The ending felt expected but necessary. When speaking to the operator on the One Wish Willow hotline who informs Bear the only way to break the wish is to die or have someone make a contradicting wish, suicide became apparent as the only way this character could atone for the mess he's created. This whole exchange on the phone is excellent, feeling like a direct line to Limbo or Purgatory, with director Curry Barker voicing the representative with this casual aloofness that is both unsettling and sardonic, like a minimum wage employee at the front desk of hell. And the screams of Nikki being conferenced into the phone call makes you wonder more about the laws governing the dark magic of this universe.

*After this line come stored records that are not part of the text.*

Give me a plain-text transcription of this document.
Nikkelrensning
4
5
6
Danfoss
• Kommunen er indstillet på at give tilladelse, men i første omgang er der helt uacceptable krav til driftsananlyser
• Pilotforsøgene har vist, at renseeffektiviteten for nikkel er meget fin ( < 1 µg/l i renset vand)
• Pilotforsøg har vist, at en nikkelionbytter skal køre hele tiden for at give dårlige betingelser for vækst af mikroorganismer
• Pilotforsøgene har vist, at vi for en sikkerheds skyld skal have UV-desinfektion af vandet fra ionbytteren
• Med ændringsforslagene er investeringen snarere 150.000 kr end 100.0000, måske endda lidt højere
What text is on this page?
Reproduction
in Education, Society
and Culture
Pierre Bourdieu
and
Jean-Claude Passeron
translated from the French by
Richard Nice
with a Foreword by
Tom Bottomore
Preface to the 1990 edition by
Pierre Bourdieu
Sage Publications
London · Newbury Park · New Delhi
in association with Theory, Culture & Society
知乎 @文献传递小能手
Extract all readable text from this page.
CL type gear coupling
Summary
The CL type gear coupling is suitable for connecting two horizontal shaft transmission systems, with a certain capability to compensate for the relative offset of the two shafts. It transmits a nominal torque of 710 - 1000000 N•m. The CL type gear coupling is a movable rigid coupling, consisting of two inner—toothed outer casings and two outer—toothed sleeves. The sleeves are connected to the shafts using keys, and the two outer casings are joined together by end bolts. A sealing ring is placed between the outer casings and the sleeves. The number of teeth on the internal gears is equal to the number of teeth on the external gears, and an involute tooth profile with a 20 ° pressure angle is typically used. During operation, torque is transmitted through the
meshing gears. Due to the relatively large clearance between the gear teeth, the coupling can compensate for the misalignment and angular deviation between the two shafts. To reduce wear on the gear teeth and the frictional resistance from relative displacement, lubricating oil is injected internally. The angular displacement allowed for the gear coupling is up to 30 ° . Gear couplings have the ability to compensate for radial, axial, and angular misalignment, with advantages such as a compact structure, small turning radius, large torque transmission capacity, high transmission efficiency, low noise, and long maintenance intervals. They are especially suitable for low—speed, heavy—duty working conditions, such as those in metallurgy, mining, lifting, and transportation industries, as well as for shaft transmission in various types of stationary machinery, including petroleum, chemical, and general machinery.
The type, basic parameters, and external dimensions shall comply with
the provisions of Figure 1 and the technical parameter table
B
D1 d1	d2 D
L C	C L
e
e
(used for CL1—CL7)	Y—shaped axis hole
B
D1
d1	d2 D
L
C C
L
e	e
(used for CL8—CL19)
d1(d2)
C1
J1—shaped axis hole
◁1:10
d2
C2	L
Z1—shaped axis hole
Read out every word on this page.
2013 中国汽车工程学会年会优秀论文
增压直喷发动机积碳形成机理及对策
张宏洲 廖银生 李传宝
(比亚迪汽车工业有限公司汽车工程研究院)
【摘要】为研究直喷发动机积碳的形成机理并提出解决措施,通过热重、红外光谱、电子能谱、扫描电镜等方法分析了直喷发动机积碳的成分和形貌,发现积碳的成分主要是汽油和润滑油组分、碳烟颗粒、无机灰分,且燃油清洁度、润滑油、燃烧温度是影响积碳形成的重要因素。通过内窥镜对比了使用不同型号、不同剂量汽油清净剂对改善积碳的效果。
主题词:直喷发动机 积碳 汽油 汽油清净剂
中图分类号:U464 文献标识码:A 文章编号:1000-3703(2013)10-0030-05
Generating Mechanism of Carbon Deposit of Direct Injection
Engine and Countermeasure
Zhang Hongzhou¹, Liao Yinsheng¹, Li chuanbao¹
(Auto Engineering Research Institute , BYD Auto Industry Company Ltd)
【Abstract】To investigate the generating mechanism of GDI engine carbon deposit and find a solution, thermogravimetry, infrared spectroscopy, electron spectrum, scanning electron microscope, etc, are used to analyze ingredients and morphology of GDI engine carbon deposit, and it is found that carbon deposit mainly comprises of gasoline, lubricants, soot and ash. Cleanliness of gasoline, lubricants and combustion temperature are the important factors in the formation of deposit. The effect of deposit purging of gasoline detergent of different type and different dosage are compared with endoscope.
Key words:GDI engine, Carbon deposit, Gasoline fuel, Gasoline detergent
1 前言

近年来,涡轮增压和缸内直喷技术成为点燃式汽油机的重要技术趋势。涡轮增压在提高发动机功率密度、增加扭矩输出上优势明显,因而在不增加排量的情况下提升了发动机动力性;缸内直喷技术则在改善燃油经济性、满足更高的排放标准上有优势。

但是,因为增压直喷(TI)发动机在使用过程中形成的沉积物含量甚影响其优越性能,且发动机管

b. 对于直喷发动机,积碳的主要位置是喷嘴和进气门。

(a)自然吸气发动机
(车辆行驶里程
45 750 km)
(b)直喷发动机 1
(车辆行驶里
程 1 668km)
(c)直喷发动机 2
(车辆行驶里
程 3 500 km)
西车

While I have you here there’s just one little continuity error that I could not ignore; when Bear walks into the living room and kneels down to talk to Nikki who’s sitting on the couch before turning to leave for work and noticing the door has been duct taped shut, he enters from the left side of the room, and would clearly see what she did to the door at the very least out of his peripheral if not just plainly seeing it before having 3 minutes of dialogue with her. Is this a nitpick? Sure. But I just can't not notice.
Obsession takes a great absurd scenario and places it in an ordinary group of young friends, and with the black humor mixed in it hits closer to home to this target audience. The stinging awkwardness of social interactions is the preamble before the violence and the horror kicks off. The most fun ride at the dark carnival this summer.
Now we just need that Almost Friday movie.